A Case Study of Web App Coding with OpenAI Reasoning Models
Yi Cui
2024-09-24

Summary
This paper discusses a study comparing OpenAI's new reasoning models, o1-preview and o1-mini, in their ability to perform coding tasks. It introduces a new benchmark called WebApp1K-Duo to evaluate these models more effectively.
What's the problem?
While OpenAI's models have shown promise in coding tasks, their performance on a wider range of tasks specific to web applications was not fully understood. Previous benchmarks were limited, and the new models needed to be tested against more challenging scenarios to see how well they could adapt and perform.
What's the solution?
To address this, the researchers created the WebApp1K-Duo benchmark, which doubles the number of tasks and test cases compared to earlier benchmarks. They found that while the o1 models performed well on simpler tasks, their performance dropped significantly when faced with more complex or atypical cases.
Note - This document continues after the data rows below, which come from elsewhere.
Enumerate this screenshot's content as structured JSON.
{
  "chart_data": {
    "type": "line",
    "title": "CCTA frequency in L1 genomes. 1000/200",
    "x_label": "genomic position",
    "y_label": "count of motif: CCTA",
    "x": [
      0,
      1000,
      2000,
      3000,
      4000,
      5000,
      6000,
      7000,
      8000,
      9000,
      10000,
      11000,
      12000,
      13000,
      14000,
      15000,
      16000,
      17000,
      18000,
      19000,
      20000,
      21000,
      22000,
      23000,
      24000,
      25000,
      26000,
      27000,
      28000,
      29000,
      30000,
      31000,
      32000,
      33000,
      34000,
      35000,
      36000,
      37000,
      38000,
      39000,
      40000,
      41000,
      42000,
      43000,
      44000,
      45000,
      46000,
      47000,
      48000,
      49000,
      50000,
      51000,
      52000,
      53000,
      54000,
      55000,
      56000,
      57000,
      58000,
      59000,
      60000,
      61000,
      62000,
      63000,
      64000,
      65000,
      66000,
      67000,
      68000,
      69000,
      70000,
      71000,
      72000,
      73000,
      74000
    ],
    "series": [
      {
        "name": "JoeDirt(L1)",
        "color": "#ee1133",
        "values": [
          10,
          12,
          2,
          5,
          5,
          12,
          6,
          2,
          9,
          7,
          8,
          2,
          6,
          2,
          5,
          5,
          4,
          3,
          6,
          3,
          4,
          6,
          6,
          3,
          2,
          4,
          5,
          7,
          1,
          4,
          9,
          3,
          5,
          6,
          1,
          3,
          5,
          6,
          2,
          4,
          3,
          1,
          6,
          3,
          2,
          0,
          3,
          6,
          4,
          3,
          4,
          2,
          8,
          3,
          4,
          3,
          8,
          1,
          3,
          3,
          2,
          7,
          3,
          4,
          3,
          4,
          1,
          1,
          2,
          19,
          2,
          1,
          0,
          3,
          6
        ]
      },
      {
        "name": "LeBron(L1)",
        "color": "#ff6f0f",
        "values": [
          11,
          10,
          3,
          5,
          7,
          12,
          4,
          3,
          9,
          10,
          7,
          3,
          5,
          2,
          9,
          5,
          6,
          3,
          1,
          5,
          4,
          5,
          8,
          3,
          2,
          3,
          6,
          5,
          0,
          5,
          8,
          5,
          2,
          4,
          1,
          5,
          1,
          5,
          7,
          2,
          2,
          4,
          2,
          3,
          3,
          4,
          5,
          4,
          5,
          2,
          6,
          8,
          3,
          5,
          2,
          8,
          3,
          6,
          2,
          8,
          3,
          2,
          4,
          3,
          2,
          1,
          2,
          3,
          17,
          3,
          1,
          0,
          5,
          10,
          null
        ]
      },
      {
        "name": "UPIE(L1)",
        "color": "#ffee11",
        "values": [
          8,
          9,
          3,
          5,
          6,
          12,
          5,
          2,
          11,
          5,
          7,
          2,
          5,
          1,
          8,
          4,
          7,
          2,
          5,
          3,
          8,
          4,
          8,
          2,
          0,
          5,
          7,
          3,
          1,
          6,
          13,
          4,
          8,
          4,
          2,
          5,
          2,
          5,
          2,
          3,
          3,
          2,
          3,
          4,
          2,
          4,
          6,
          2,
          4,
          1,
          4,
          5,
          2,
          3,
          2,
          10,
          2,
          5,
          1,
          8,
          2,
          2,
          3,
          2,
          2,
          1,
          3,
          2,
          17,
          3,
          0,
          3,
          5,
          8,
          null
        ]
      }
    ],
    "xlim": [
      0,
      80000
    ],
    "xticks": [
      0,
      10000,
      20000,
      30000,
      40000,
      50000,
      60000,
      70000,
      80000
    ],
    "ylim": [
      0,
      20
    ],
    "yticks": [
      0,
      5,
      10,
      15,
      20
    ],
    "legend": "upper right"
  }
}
The study suggests that the variability in performance may be due to how well the models understand instructions, especially when key details are missing.
Why it matters?
This research is important because it helps identify the strengths and weaknesses of OpenAI's reasoning models in coding tasks. By understanding how these models perform under different conditions, developers can make better choices about which model to use for specific applications, ultimately leading to improved tools for coding and software development.
Abstract
This paper presents a case study of coding tasks by the latest reasoning models of OpenAI, i.e. o1-preview and o1-mini, in comparison with other frontier models. The o1 models deliver SOTA results for WebApp1K, a single-task benchmark. To this end, we introduce WebApp1K-Duo, a harder benchmark doubling number of tasks and test cases. The new benchmark causes the o1 model performances to decline significantly, falling behind Claude 3.5. Moreover, they consistently fail when confronted with atypical yet correct test cases, a trap non-reasoning models occasionally avoid. We hypothesize that the performance variability is due to instruction comprehension. Specifically, the reasoning mechanism boosts performance when all expectations are captured, meanwhile exacerbates errors when key expectations are missed, potentially impacted by input lengths. As such, we argue that the coding success of reasoning models hinges on the top-notch base model and SFT to ensure meticulous adherence to instructions.